Susah payah, akhirnya Bian berhasil juga sampai dan memarkirkan mobilnya di supermarket di samping tukang bubur tadi mendirikan lapaknya. Baru saja Bian akan bertanya apakah Myta ingin pindah tempat makan atau tidak, tapi Myta sudah keburu turun terlebih dahulu.

Ketika Myta turun, kepulan asap berbau gurih yang khas langsung memenuhi indera penciumannya, membuat rasa laparnya tiba-tiba bangkit. Ah, tidak jauh berbeda dari apa yang dirasakan Bian. Memang, hanya di sini bubur ayam yang paling enak berada.

"Yuk?" Tanya Bian yang disambut anggukan mantap dari Myta. Jadi, Bian langsung mengajak Myta untuk duduk di salah satu kursi kosong yang disediakan di sana, sementara Bian sibuk bergerak ke depan, berbicara dengan akrab kepada sang tukang bubur.

Tak lama, Bian akhirnya kembali, lalu duduk di samping Myta, diiringi tatapan penasaran dari Myta. Tak tahan untuk bertanya, akhirnya Myta buka suara, "akrab bener kayaknya. Langganan sejati, ya?"

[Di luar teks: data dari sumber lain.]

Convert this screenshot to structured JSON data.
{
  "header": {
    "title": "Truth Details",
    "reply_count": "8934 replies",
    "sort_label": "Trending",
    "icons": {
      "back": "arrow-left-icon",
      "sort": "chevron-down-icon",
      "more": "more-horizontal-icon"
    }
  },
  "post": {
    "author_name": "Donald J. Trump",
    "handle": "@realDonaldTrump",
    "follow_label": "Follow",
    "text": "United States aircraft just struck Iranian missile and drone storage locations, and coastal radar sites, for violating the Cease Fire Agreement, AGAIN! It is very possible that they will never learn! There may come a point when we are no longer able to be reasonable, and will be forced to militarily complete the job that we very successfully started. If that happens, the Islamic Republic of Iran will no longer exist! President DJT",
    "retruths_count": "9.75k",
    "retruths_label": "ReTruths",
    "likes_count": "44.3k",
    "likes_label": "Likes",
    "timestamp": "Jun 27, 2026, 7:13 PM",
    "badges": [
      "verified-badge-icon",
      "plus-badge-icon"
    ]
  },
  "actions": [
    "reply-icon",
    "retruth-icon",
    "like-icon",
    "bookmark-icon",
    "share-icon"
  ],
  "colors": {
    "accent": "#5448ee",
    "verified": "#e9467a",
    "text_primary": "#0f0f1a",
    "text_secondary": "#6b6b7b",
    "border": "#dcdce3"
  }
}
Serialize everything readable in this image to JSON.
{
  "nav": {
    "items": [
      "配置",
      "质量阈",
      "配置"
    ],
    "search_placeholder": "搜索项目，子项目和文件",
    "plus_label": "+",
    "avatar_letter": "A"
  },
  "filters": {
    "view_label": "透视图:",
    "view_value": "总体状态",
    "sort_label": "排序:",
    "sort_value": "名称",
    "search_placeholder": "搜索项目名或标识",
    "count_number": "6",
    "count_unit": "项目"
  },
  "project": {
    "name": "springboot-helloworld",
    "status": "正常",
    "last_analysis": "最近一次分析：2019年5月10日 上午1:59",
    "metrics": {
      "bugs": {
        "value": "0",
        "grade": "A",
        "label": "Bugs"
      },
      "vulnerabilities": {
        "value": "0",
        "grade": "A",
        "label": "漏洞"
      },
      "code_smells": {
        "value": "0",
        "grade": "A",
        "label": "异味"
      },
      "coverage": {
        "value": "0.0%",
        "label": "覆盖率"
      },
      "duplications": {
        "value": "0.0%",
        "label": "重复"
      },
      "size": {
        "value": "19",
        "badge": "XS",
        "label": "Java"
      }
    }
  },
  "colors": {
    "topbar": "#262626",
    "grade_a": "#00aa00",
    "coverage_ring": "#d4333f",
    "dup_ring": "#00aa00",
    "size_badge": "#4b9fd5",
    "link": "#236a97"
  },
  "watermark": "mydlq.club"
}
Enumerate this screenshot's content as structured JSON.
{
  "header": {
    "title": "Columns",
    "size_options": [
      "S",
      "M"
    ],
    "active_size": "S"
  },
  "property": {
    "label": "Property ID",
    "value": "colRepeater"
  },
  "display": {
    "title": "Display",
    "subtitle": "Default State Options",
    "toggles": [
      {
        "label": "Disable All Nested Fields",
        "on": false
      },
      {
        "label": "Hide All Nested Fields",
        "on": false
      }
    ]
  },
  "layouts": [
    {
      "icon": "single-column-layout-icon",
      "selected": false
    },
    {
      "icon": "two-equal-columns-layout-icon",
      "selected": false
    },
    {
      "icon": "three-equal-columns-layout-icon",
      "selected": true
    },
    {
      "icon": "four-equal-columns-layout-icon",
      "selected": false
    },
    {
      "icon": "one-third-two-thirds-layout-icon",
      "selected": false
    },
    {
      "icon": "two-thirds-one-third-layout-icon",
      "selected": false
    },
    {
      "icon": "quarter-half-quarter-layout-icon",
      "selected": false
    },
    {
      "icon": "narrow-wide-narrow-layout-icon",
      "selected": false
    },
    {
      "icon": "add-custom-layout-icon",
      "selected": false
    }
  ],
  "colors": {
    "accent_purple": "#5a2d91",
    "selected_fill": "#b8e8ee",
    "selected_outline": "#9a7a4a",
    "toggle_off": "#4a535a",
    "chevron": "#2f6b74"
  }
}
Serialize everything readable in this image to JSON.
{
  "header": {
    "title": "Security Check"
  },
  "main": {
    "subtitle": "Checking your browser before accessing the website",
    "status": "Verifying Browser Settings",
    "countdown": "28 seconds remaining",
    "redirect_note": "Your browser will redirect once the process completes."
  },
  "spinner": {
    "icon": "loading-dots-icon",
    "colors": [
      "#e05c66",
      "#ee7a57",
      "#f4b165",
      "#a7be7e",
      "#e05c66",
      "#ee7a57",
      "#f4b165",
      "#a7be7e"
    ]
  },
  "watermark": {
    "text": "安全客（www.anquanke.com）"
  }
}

Bian tertawa. Terdengar begitu manis di telinga siapa pun yang melihatnya, termasuk Myta yang tanpa sadar tertular oleh suara tadi, dan jadi ikut-ikutan tertawa. "Iya dong, nanti pas udah nyobain, lo baru bisa tau kenapa gue rela jauh-jauh ke sini cuma buat makan bubur ayam."

"Duh, jadi nggak sabar." Bian tahu betul Myta tidak berbohong. Satu hal yang Bian perhatikan dari Myta, mata Myta yang selalu bersinar-sinar cerah saat mengungkapkan rasa kagumnya terhadap sesuatu. Suatu hal yang membuat Bian menyesal baru mengenal Myta sekarang.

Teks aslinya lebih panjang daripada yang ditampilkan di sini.